Ativou o tíquete da zona azul, bem a tempo, pois o carro da fiscalização estava passando por ali.
“Como é o seu nome?”, ele me perguntou.
“É Daniel”.
“O meu é Gilberto, Daniel. Muito obrigado pelo tempo e pela paciência de me ensinar. Deus te abençoe, viu?”, foi o que eu escutei.
E ainda recebi uma ajuda dele, que parou os carros na estreita avenida onde a gente estava, pra que eu, já de volta ao meu carro, pudesse sair da minha vaga e ir pra casa, com as injeções já começando a dar um certo alívio ao meu pobre nervo ciático.
Mas eu acho que não foram só as injeções que aliviaram a minha dor.
É que isso que me aconteceu hoje me lembrou de um resumo do livro Líderes se servem por último, do Simon Sinek, que eu li recentemente. No livro ele explica que existem quatro hormônios que controlam nossas emoções e comportamentos:
Dopamina: hormônio que nos ajudar a realizar coisas; Endorfina: hormônio que mascara a dor; Serotonina: hormônio da liderança; e Oxitocina: hormônio do amor. A serotonina e a oxitocina são os chamados hormônios altruístas, que afetam nossas vidas sociais e nos ajudam nos relacionamentos interpessoais, contribuindo para que se crie mais empatia entre as pessoas. Mas eles somente são ativados se você decide interagir com as pessoas.

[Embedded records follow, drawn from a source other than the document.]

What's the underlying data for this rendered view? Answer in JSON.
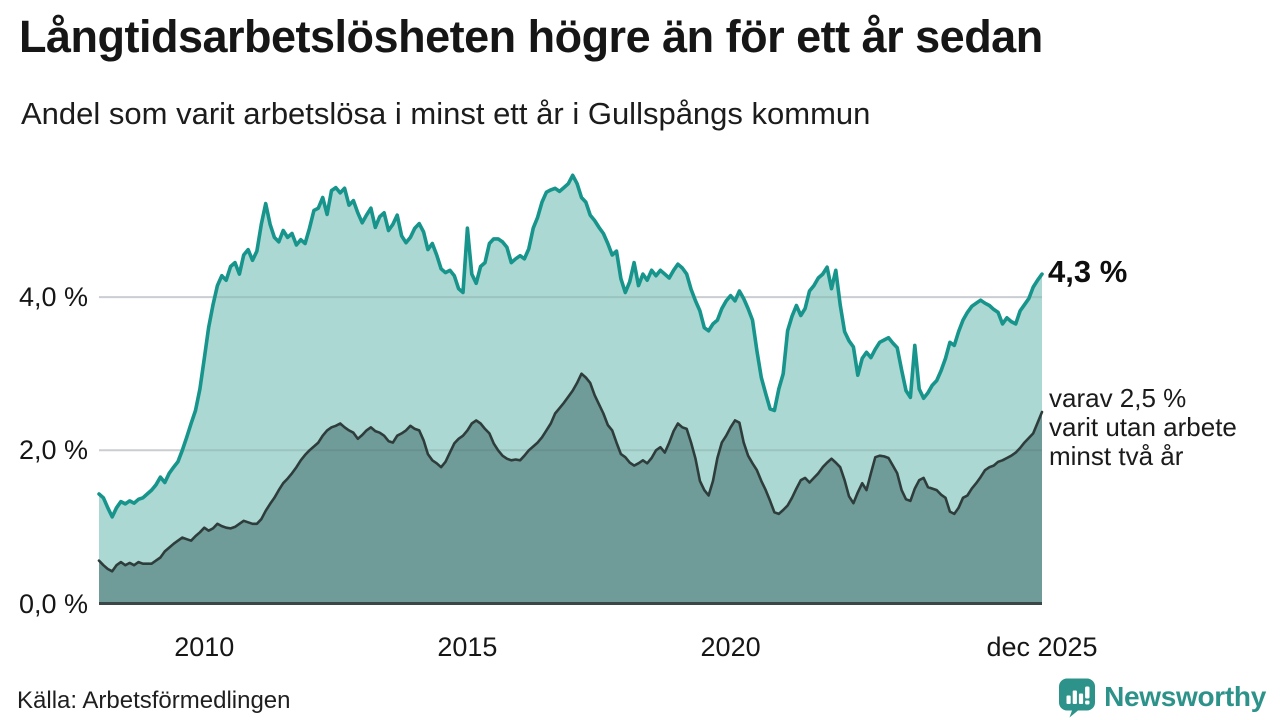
{
  "footer": {
    "source": "Källa: Arbetsförmedlingen",
    "brand": {
      "name": "Newsworthy",
      "color": "#2d938a"
    }
  },
  "chart_data": {
    "type": "area",
    "title": "Långtidsarbetslösheten högre än för ett år sedan",
    "subtitle": "Andel som varit arbetslösa i minst ett år i Gullspångs kommun",
    "x_unit": "month",
    "x_range_years": [
      2008.0,
      2025.917
    ],
    "ylim": [
      0,
      5.9
    ],
    "grid": "horizontal-only",
    "legend": "none",
    "colors": {
      "gridline": "#e3e4e8",
      "baseline": "#3b4746"
    },
    "yticks": [
      {
        "value": 0,
        "label": "0,0 %"
      },
      {
        "value": 2,
        "label": "2,0 %"
      },
      {
        "value": 4,
        "label": "4,0 %"
      }
    ],
    "xticks": [
      {
        "pos": 2010,
        "label": "2010"
      },
      {
        "pos": 2015,
        "label": "2015"
      },
      {
        "pos": 2020,
        "label": "2020"
      },
      {
        "pos": 2025.917,
        "label": "dec 2025"
      }
    ],
    "annotations": {
      "latest_label": "4,3 %",
      "secondary_lines": [
        "varav 2,5 %",
        "varit utan arbete",
        "minst två år"
      ]
    },
    "series": [
      {
        "name": "Andel arbetslösa minst ett år",
        "line_color": "#17948b",
        "fill_color": "#abd8d2",
        "last_value": 4.3,
        "start_year": 2008,
        "values_monthly": [
          1.43,
          1.38,
          1.25,
          1.13,
          1.25,
          1.33,
          1.3,
          1.34,
          1.31,
          1.36,
          1.38,
          1.43,
          1.48,
          1.55,
          1.65,
          1.58,
          1.7,
          1.78,
          1.85,
          2.0,
          2.17,
          2.35,
          2.52,
          2.8,
          3.2,
          3.6,
          3.9,
          4.15,
          4.28,
          4.22,
          4.4,
          4.45,
          4.3,
          4.55,
          4.62,
          4.48,
          4.6,
          4.95,
          5.22,
          4.95,
          4.78,
          4.72,
          4.87,
          4.78,
          4.83,
          4.68,
          4.75,
          4.7,
          4.9,
          5.13,
          5.16,
          5.3,
          5.08,
          5.39,
          5.43,
          5.36,
          5.42,
          5.2,
          5.26,
          5.1,
          4.97,
          5.07,
          5.16,
          4.91,
          5.05,
          5.1,
          4.87,
          4.95,
          5.07,
          4.8,
          4.71,
          4.78,
          4.9,
          4.96,
          4.85,
          4.62,
          4.7,
          4.55,
          4.37,
          4.32,
          4.35,
          4.28,
          4.11,
          4.06,
          4.9,
          4.3,
          4.18,
          4.4,
          4.45,
          4.7,
          4.76,
          4.76,
          4.72,
          4.65,
          4.45,
          4.5,
          4.54,
          4.5,
          4.63,
          4.9,
          5.04,
          5.24,
          5.37,
          5.4,
          5.42,
          5.38,
          5.43,
          5.48,
          5.59,
          5.48,
          5.3,
          5.24,
          5.07,
          5.0,
          4.91,
          4.83,
          4.7,
          4.55,
          4.6,
          4.24,
          4.06,
          4.2,
          4.45,
          4.15,
          4.3,
          4.22,
          4.35,
          4.28,
          4.35,
          4.3,
          4.25,
          4.35,
          4.43,
          4.38,
          4.3,
          4.1,
          3.95,
          3.82,
          3.6,
          3.56,
          3.65,
          3.7,
          3.85,
          3.95,
          4.02,
          3.95,
          4.08,
          3.98,
          3.85,
          3.7,
          3.3,
          2.95,
          2.74,
          2.54,
          2.52,
          2.8,
          3.0,
          3.56,
          3.75,
          3.89,
          3.76,
          3.85,
          4.08,
          4.15,
          4.25,
          4.3,
          4.39,
          4.11,
          4.35,
          3.9,
          3.55,
          3.43,
          3.35,
          2.98,
          3.2,
          3.28,
          3.21,
          3.32,
          3.41,
          3.44,
          3.47,
          3.4,
          3.34,
          3.05,
          2.78,
          2.69,
          3.37,
          2.8,
          2.68,
          2.75,
          2.85,
          2.91,
          3.04,
          3.2,
          3.41,
          3.37,
          3.55,
          3.7,
          3.8,
          3.88,
          3.92,
          3.96,
          3.92,
          3.89,
          3.84,
          3.8,
          3.65,
          3.73,
          3.68,
          3.65,
          3.82,
          3.9,
          3.98,
          4.13,
          4.22,
          4.3
        ]
      },
      {
        "name": "Andel arbetslösa minst två år",
        "line_color": "#2e3d3c",
        "fill_color": "#6f9c99",
        "last_value": 2.5,
        "start_year": 2008,
        "values_monthly": [
          0.56,
          0.5,
          0.45,
          0.42,
          0.5,
          0.54,
          0.5,
          0.53,
          0.5,
          0.54,
          0.52,
          0.52,
          0.52,
          0.56,
          0.6,
          0.68,
          0.73,
          0.78,
          0.82,
          0.86,
          0.84,
          0.82,
          0.88,
          0.93,
          0.99,
          0.95,
          0.98,
          1.04,
          1.01,
          0.99,
          0.98,
          1.0,
          1.04,
          1.08,
          1.06,
          1.04,
          1.04,
          1.1,
          1.21,
          1.3,
          1.38,
          1.48,
          1.57,
          1.63,
          1.7,
          1.78,
          1.87,
          1.94,
          2.0,
          2.05,
          2.1,
          2.19,
          2.26,
          2.3,
          2.32,
          2.35,
          2.3,
          2.26,
          2.23,
          2.15,
          2.2,
          2.26,
          2.3,
          2.25,
          2.23,
          2.19,
          2.12,
          2.1,
          2.19,
          2.22,
          2.26,
          2.32,
          2.28,
          2.26,
          2.13,
          1.95,
          1.87,
          1.83,
          1.78,
          1.85,
          1.97,
          2.09,
          2.15,
          2.19,
          2.26,
          2.35,
          2.39,
          2.35,
          2.28,
          2.22,
          2.09,
          2.0,
          1.93,
          1.89,
          1.87,
          1.88,
          1.87,
          1.93,
          2.0,
          2.05,
          2.1,
          2.17,
          2.26,
          2.35,
          2.48,
          2.55,
          2.62,
          2.7,
          2.78,
          2.88,
          3.0,
          2.95,
          2.88,
          2.72,
          2.6,
          2.48,
          2.33,
          2.26,
          2.1,
          1.95,
          1.91,
          1.84,
          1.8,
          1.83,
          1.87,
          1.83,
          1.9,
          2.0,
          2.04,
          1.97,
          2.1,
          2.25,
          2.35,
          2.3,
          2.28,
          2.1,
          1.89,
          1.6,
          1.48,
          1.41,
          1.6,
          1.9,
          2.1,
          2.19,
          2.3,
          2.39,
          2.36,
          2.1,
          1.93,
          1.83,
          1.74,
          1.6,
          1.48,
          1.34,
          1.19,
          1.17,
          1.22,
          1.28,
          1.38,
          1.5,
          1.61,
          1.64,
          1.58,
          1.64,
          1.7,
          1.78,
          1.84,
          1.89,
          1.84,
          1.78,
          1.61,
          1.4,
          1.31,
          1.45,
          1.57,
          1.48,
          1.7,
          1.91,
          1.93,
          1.92,
          1.9,
          1.8,
          1.7,
          1.48,
          1.36,
          1.34,
          1.5,
          1.61,
          1.64,
          1.52,
          1.5,
          1.48,
          1.42,
          1.38,
          1.2,
          1.17,
          1.25,
          1.38,
          1.41,
          1.5,
          1.57,
          1.65,
          1.74,
          1.78,
          1.8,
          1.85,
          1.87,
          1.9,
          1.93,
          1.97,
          2.03,
          2.1,
          2.16,
          2.22,
          2.36,
          2.5
        ]
      }
    ]
  }
}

A oxitocina, na qual vou me concentrar, aliás, é o mesmo hormônio que é liberado pelas mulheres durante o nascimento de um filho, e que é capaz de fazer a mulher amar seu bebê mesmo em meio as dores do parto.

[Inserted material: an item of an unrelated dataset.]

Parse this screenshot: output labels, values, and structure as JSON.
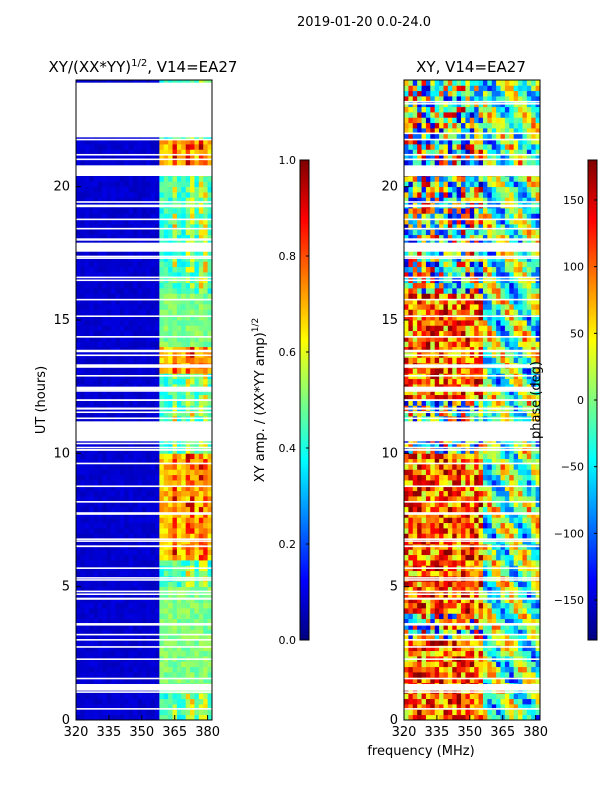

Quando ela é liberada nas pessoas comuns, no dia-a-dia, a oxitocina proporciona sentimentos de felicidade, amabilidade e agradecimento. O hormônio é capaz de melhorar o nosso humor, diminuir nossa ansiedade, aumentar nosso bem estar e também melhorar a depressão.
E o que é melhor: a oxitocina é super fácil de ser liberada no nosso organismo. Basta doar um pouquinho do nosso tempo e energia, praticando um ato de altruísmo desinteressado ao próximo, como por exemplo, ajudar a pessoa em necessidade que te pergunta, quando você entra na farmácia, se pode comprar uma lata de leite em pó pra que ela consiga alimentar a filha (o que também já me aconteceu), ou ajudar alguém que não tem muita intimidade com tecnologia, como o seu Gilberto, a baixar o aplicativo da zona azul, ensinando ele a usar depois — e você faz essas coisas, sem esperar nada em troca.
Ou seja, essa ajuda ao seu Gilberto me fez experimentar uma descarga de oxitocina. Foi uma sensação muito boa, que me deixou realmente comovido e me sentindo feliz comigo mesmo e com a vida.
Moral da história? Quando um seu Gilberto precisar de ajuda com um aplicativo porque o parquímetro quebrou, ou uma dona Marta precisar de ajuda para carregar as compras, doe uns minutinhos seus e ajude. Garanto que o resultado é melhor do que qualquer remédio da farmácia e, caso você esteja num dia particularmente triste, sentindo dor ou meio deprimido, isso será quase que literalmente um santo remédio.